Pero poco a poco —desde luego, mucho más despacio que en el caso de mis amigos— empezaban a cruzarse en mi camino, con más frecuencia, papeles de más envergadura. Hice otro capítulo de Dixon of Dock Green y después me ofrecieron ser suplente de Peter O’Toole en The Long and the Short and the Tall, de Willis Hall, una obra de teatro sobre una unidad británica que, en 1942, lucha contra los japoneses en la jungla malaya, una de las primeras obras británicas sobre soldados corrientes. Aquello me proporcionaría ingresos regulares y la oportunidad de trabajar con algunos amigos —Robert Shaw y Eddie Judd también formaban parte del reparto, exclusivamente masculino—, pero casi me provoca un infarto. La obra fue un gran éxito porque Peter O’Toole era un genio, pero, como al resto de nosotros, le gustaba beber y a menudo se pasaba un poco de la raya. En una ocasión, en el preciso momento en que se levantaba el telón, entró como una tromba por la puerta del escenario quitándose la ropa y gritándome, mientras corría: «¡Estoy aquí! ¡Estoy aquí! ¡No hace falta que salgas!».
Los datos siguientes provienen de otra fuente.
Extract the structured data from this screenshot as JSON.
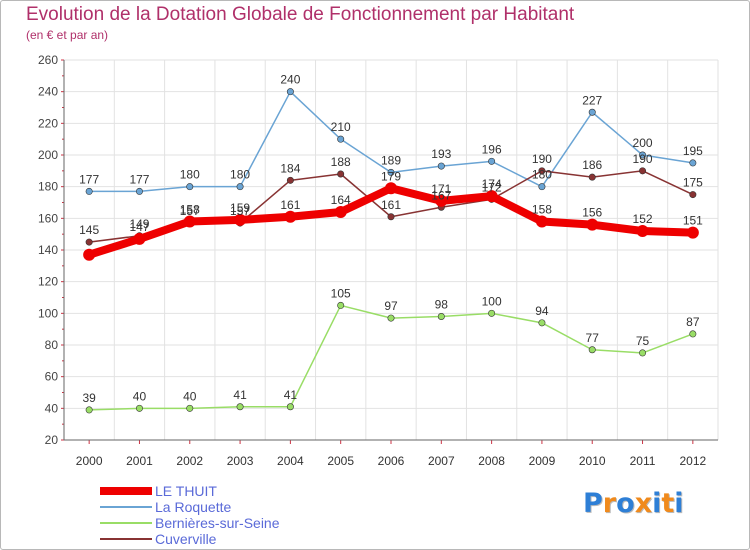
{
  "chart_data": {
    "type": "line",
    "title": "Evolution de la Dotation Globale de Fonctionnement par Habitant",
    "subtitle": "(en € et par an)",
    "x": [
      "2000",
      "2001",
      "2002",
      "2003",
      "2004",
      "2005",
      "2006",
      "2007",
      "2008",
      "2009",
      "2010",
      "2011",
      "2012"
    ],
    "ylim": [
      20,
      260
    ],
    "yticks": [
      "20",
      "40",
      "60",
      "80",
      "100",
      "120",
      "140",
      "160",
      "180",
      "200",
      "220",
      "240",
      "260"
    ],
    "grid": true,
    "legend_position": "bottom-left",
    "series": [
      {
        "name": "LE THUIT",
        "color": "#ee0000",
        "values": [
          137,
          147,
          158,
          159,
          161,
          164,
          179,
          171,
          174,
          158,
          156,
          152,
          151
        ],
        "labels": [
          "",
          "147",
          "158",
          "159",
          "161",
          "164",
          "179",
          "171",
          "174",
          "158",
          "156",
          "152",
          "151"
        ]
      },
      {
        "name": "La Roquette",
        "color": "#6aa4d4",
        "values": [
          177,
          177,
          180,
          180,
          240,
          210,
          189,
          193,
          196,
          180,
          227,
          200,
          195
        ],
        "labels": [
          "177",
          "177",
          "180",
          "180",
          "240",
          "210",
          "189",
          "193",
          "196",
          "180",
          "227",
          "200",
          "195"
        ]
      },
      {
        "name": "Bernières-sur-Seine",
        "color": "#99dd66",
        "values": [
          39,
          40,
          40,
          41,
          41,
          105,
          97,
          98,
          100,
          94,
          77,
          75,
          87
        ],
        "labels": [
          "39",
          "40",
          "40",
          "41",
          "41",
          "105",
          "97",
          "98",
          "100",
          "94",
          "77",
          "75",
          "87"
        ]
      },
      {
        "name": "Cuverville",
        "color": "#883333",
        "values": [
          145,
          149,
          157,
          157,
          184,
          188,
          161,
          167,
          172,
          190,
          186,
          190,
          175
        ],
        "labels": [
          "145",
          "149",
          "157",
          "157",
          "184",
          "188",
          "161",
          "167",
          "172",
          "190",
          "186",
          "190",
          "175"
        ]
      }
    ]
  },
  "logo": {
    "text": "Proxiti",
    "colors": [
      "#2e7fd6",
      "#f08a1c",
      "#2e7fd6",
      "#f08a1c",
      "#2e7fd6",
      "#f08a1c",
      "#2e7fd6"
    ]
  }
}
Cuando Peter lo dejó para rodar Lawrence de Arabia —la película que lo catapultó a la fama—, yo me hice con su papel en The Long and the Short and the Tall durante el resto de la gira. Interpretar a uno de los protagonistas en una obra realmente buena y con un reparto de talento (incluido el excepcional Frank Finlay) era justo lo que necesitaba para recuperar la confianza. Regresé a Londres después de cuatro meses de gira en provincias convencido, de nuevo, de que iba por el buen camino. Me mudé a una casa compartida en Harley Street con otras diez personas entre las que se encontraba un joven actor llamado Terence Stamp —cockney, como yo—, a quien había conocido durante la gira. Tomé a Terry bajo mi tutela y lo inicié en algunos secretos fundamentales para que la vida le sonría a uno durante una gira. El primero de ellos era cómo hacerse con la mejor habitación en cada hotel. En segundo lugar, el más sofisticado significado del espectáculo The Dancing Years, de Ivor Novello. Aquel espectáculo giraba por provincias de forma casi constante y si coincidías con él estabas de suerte. Ambientada en Ruritania y con un reparto compuesto por un buen número de mocitas y zagales de pueblo, la obra se conocía entre la profesión como The Dancing Queers, ya que los mocitos siempre parecían gays. Aquello tenía como consecuencia una multitud de mocitas desconsoladas… aunque no por mucho tiempo, si Terry y yo andábamos por allí.